The high impact sorts such as Sam Cane, Ardie Savea and Liam Squire will make an estimated 220-plus tackles in the next 40 weeks and be involved in close to 500 high velocity collisions.
They will cover an estimated 200-plus kilometres at full pace game intensity and about the same again, if not more running metres at training.
They and many of their teammates will clock in excess of 100,000km of air travel and spend close to an entire week in planes and almost half the year away from their own beds.
As big as most players are; as conditioned and resilient as they tend to be, they are still the same organic composition as the rest of us – built with soft tissue and bones that weren't designed for the carnage they have to endure.
This is the modern rugby landscape – a 40-week marathon that is treated as a sprint, as evidenced by the fact that most of the country's leading players will be involved and brutal local derbies this weekend, knowing that in 36 weeks they will face one of the toughest five weeks in recent All Blacks' history when they face Australia, England and Ireland on their end of year tour.
The demands are extreme. Too much maybe but this is how the game turns the financial wheels and sustains itself and the only way everyone – Super Rugby, All Blacks and provincial teams – can get what they need, is to be willing to compromise.

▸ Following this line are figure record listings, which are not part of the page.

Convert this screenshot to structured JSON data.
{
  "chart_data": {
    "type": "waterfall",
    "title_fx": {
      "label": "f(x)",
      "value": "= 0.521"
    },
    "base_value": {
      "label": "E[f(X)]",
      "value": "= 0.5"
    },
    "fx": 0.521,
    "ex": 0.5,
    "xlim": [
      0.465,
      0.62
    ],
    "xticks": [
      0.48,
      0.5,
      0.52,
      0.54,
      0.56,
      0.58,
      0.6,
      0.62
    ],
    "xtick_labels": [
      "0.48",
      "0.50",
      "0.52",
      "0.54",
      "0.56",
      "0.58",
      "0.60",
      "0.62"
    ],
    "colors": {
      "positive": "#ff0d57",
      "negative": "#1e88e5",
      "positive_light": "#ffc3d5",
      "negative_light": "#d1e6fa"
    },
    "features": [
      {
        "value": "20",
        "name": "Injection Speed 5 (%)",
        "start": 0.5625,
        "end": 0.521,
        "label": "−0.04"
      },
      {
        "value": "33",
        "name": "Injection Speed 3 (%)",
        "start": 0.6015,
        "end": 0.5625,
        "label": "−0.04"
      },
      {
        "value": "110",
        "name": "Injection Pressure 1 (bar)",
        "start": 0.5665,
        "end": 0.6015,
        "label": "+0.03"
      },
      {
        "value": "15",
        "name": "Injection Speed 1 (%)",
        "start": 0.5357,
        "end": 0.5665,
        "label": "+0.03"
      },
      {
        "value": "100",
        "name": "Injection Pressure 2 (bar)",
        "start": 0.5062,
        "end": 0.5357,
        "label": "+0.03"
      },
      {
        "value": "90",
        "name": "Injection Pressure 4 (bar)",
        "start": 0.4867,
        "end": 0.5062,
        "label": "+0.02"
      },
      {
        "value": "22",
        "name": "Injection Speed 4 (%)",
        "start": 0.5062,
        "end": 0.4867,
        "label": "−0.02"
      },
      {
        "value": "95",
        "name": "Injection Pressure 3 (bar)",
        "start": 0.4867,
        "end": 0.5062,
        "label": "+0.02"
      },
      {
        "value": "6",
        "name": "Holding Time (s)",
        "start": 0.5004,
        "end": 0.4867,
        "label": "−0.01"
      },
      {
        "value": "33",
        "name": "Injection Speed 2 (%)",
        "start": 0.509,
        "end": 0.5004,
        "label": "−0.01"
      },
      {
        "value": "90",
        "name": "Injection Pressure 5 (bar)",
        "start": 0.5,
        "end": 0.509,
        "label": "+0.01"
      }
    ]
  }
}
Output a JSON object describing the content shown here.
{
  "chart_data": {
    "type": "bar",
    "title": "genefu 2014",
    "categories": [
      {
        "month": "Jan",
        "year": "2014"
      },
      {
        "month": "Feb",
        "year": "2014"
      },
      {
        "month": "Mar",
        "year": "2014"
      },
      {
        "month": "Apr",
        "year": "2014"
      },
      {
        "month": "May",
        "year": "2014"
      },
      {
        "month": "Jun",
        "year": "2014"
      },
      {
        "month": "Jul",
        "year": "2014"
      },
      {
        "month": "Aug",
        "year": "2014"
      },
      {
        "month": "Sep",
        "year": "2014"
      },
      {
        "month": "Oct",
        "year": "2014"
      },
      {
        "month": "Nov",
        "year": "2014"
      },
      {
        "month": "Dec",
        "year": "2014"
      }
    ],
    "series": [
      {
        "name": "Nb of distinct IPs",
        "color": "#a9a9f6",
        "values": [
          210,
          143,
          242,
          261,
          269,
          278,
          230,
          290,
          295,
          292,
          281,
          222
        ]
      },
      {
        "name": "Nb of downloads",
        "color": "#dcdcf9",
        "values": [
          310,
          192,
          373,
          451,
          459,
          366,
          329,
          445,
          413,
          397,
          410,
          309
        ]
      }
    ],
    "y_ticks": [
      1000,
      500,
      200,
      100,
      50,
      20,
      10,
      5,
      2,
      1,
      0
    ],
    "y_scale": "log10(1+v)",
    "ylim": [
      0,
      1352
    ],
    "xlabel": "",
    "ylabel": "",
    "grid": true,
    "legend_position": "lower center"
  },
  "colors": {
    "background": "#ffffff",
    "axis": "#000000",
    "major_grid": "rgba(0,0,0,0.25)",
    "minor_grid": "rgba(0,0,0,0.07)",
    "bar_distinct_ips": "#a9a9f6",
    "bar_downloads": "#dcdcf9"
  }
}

And this ability to strike compromise agreements around workloads, game time and rest periods for leading players, is, unfortunately, one of the most critical elements of the high performance plan.
If New Zealand can collectively get this right, they automatically increase the likelihood of their leading teams being successful.
More specifically, they increase the likelihood of the All Blacks being successful as it is clearly going to take detailed and intricate planning to ensure that the likes of Owen Franks, Joe Moody, Sam Whitelock, Brodie Retallick, Cane, Squire, Beauden Barrett, Sonny Bill Williams and Ben Smith are all still capable of operating at 100 per cent come late October and November.
New Zealand's inherent advantage is that the national body has ownership of both the players and the clubs. Friction, therefore, between Super Rugby coaches and All Blacks coaches can be minimised.
Super Rugby coaches, under intense pressure to deliver results and win games, are contractually obliged to resist the temptation to overplay their top men.
This isn't the case in England, where the privately owned clubs are forever in battle with the Rugby Football Union about almost everything.
Theirs is a system without collective alignment between club and country and therefore it is one without compassion or compromise.
Neither All Blacks coach Steve Hansen nor England head Eddie Jones would say this publicly, but what they both know privately, is that how their respective players are managed between now and November 10 when they meet at Twickenham, may be the factor which separates them.
It will be the same when the All Blacks play Australia in late October and Ireland the week after they play England – the margins will be so fine, the teams so evenly matched that any hint of physical fatigue or mental staleness will be exploited.
In other words, if the respective rugby fraternities of Ireland, England, Australia and New Zealand take too much out of their players in the next six months or so, they will pay the price in the most transparent way.